Se estivéssemos a ter esta conversa há dois anos, diria que sim. Neste momento, o universo das séries e das plataformas está tão diversificado, tão sobrepovoado, que acho que a conjugação disto tudo tem muito a ver com o tempo certo, o timing. Eu, pelo menos, sou um grande consumidor de séries e de filmes e já não consigo acompanhar, já não consigo perceber onde é que estão as coisas. Portanto, não sei se vai ter impacto. Se tem importância. Para nós, era muito claro: tinha que estar muito bem feito. Porque uma oportunidade destas, se for para fazer mal, não é mau só para nós. Acaba por ser mau para muita gente que vem a seguir. Pode arruinar vontades de continuar a produzir cá.
É maravilhoso o mundo que se está a viver, porque se descobrem pérolas incríveis que nunca descobririas de outra forma. Mas sinto muita falta do escuro e da sala de cinema e do ecrã grande.
A expectativa que têm é que a série tenha um público em Portugal, ou que vá para lá disso?
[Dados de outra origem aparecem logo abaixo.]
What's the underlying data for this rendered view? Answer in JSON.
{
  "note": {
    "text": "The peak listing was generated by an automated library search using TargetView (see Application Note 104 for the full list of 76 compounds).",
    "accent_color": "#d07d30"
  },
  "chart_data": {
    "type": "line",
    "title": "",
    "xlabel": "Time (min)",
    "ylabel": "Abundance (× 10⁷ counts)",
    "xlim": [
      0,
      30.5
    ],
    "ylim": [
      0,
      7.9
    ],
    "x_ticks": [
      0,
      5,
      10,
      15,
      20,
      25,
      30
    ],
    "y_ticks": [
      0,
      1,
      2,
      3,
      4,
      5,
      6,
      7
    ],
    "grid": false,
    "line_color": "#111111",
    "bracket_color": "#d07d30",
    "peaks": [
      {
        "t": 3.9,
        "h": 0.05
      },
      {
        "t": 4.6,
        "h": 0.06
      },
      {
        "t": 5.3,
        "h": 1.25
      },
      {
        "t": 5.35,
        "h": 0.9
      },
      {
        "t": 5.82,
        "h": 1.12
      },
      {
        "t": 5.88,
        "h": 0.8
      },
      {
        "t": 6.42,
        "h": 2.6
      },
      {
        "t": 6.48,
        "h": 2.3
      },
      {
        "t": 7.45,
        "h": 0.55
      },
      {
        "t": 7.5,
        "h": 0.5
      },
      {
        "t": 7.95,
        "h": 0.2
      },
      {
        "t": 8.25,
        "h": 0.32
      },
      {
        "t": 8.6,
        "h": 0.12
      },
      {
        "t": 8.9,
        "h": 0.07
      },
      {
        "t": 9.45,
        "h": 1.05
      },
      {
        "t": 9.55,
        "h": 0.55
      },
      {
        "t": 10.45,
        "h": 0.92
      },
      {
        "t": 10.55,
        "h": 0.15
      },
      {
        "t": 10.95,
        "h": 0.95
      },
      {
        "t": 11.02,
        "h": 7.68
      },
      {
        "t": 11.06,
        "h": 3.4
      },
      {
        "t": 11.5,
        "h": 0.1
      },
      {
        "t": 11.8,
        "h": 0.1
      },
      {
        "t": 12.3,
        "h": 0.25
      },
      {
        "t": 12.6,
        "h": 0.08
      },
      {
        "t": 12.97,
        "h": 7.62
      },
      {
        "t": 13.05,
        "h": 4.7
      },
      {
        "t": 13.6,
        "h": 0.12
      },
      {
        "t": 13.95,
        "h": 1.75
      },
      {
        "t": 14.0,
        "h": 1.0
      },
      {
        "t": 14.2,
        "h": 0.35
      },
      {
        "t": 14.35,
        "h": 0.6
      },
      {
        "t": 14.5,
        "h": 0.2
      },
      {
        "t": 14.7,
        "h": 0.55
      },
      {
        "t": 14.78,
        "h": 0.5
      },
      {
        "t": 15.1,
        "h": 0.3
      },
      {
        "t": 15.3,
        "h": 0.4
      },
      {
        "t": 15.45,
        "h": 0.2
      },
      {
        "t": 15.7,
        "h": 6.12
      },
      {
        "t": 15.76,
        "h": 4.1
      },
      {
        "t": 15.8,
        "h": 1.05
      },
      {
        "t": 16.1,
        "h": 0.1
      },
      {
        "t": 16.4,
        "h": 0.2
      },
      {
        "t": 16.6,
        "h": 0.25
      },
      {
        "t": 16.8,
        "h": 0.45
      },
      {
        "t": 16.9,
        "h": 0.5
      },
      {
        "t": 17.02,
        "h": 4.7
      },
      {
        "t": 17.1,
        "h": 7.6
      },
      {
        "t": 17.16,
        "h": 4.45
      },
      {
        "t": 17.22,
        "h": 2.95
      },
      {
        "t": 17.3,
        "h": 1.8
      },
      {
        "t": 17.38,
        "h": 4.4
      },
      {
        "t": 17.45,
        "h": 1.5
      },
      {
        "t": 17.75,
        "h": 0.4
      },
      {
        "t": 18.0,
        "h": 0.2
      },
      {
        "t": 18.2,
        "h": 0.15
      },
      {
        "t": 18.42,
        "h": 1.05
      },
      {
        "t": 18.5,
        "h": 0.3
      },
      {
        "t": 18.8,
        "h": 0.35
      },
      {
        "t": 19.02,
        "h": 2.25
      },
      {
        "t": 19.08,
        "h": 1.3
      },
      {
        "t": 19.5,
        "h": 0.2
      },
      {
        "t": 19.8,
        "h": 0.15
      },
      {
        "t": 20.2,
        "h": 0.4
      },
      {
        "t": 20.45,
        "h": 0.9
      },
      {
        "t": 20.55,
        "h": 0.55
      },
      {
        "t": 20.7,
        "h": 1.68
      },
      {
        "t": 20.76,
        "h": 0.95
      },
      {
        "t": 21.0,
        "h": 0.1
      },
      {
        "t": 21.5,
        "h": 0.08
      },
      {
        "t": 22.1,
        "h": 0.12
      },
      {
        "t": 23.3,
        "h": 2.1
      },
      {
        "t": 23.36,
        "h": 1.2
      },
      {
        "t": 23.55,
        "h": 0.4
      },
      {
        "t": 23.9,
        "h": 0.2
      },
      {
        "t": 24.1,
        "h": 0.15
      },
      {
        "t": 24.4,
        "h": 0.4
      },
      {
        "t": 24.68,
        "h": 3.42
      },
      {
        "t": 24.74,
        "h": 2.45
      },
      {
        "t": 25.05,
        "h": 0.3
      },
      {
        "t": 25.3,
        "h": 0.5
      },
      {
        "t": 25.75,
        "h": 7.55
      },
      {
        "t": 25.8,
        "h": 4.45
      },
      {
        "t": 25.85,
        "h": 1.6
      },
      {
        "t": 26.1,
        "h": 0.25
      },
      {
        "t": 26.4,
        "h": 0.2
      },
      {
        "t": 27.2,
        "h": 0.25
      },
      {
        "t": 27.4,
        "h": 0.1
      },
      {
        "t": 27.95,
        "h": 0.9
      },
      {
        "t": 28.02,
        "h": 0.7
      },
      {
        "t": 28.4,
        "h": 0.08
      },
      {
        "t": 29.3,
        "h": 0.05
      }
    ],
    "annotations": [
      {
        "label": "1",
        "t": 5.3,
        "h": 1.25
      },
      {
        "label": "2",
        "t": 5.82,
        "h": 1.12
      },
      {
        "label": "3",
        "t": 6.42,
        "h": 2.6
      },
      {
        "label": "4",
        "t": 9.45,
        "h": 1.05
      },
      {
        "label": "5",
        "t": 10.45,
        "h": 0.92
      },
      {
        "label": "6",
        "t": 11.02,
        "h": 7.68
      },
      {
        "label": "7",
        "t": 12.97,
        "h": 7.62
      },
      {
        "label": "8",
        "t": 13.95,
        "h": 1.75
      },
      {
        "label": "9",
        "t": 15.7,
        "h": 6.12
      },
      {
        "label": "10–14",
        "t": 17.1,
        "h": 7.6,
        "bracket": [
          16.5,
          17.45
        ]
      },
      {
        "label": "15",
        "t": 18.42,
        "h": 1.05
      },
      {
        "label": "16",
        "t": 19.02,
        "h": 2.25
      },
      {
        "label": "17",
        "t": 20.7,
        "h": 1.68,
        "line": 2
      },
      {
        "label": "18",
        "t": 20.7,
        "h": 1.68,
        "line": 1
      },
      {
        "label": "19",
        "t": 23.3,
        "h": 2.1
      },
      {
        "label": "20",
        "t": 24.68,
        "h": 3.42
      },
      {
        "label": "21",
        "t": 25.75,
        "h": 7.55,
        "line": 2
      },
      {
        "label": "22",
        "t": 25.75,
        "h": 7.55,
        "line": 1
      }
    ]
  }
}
Aí não tenho expectativa. Sei que em Portugal, inevitavelmente, vai ter essa visibilidade. Sei também que vai estrear no mundo inteiro, mas não sei o que isso quer dizer. É algo novo para mim. Nunca tive uma série a estrear assim. Portanto, não tenho expectativas no sentido de prever alguma coisa. Tenho curiosidade em perceber o quê que isto significa.
Como é que um realizador de cinema olha para esta hegemonia das séries e das pessoas sentadas em casa a olhar para o ecrã e não nas salas de cinema?
Eh pá, é muito complicado. Comecei por ser um grande adepto deste formato de séries, porque permite um desenvolvimento das histórias e dos personagens de uma forma pouco possível em cinema. Hoje em dia, com esta sobrepopulação, já fico muito contente quando consigo ter a janela de ver só um filme naquelas duas horas, fico muito apaziguado. O que acontece com as séries, com tantas, é que começas a abrir muitas portas e depois não acabas todas, deixas muita coisa a meio. Mas como é que vejo isto? Com tristeza. Não é da aparição disto. É maravilhoso o mundo que se está a viver, porque se descobrem pérolas incríveis que nunca descobririas de outra forma. Mas sinto muita falta do escuro e da sala de cinema e do ecrã grande. Gosto disso. A nossa ligação aí é sempre diferente do que é nos ecrãs do computador, no telefone. Agora vejo pessoas a ver séries em telefones, que é uma coisa que achei que ia ser só uma modinha. Não, veio para ficar e vai ser uma transformação grande. Para quem tem tanto trabalho a construir imagens, é um bocadinho penoso [risos]. É um mundo novo, com uma grande mutação e ainda estamos numa época inicial, porque isto agora vai ser mesmo gigantesco a este nível de coisas para se ver.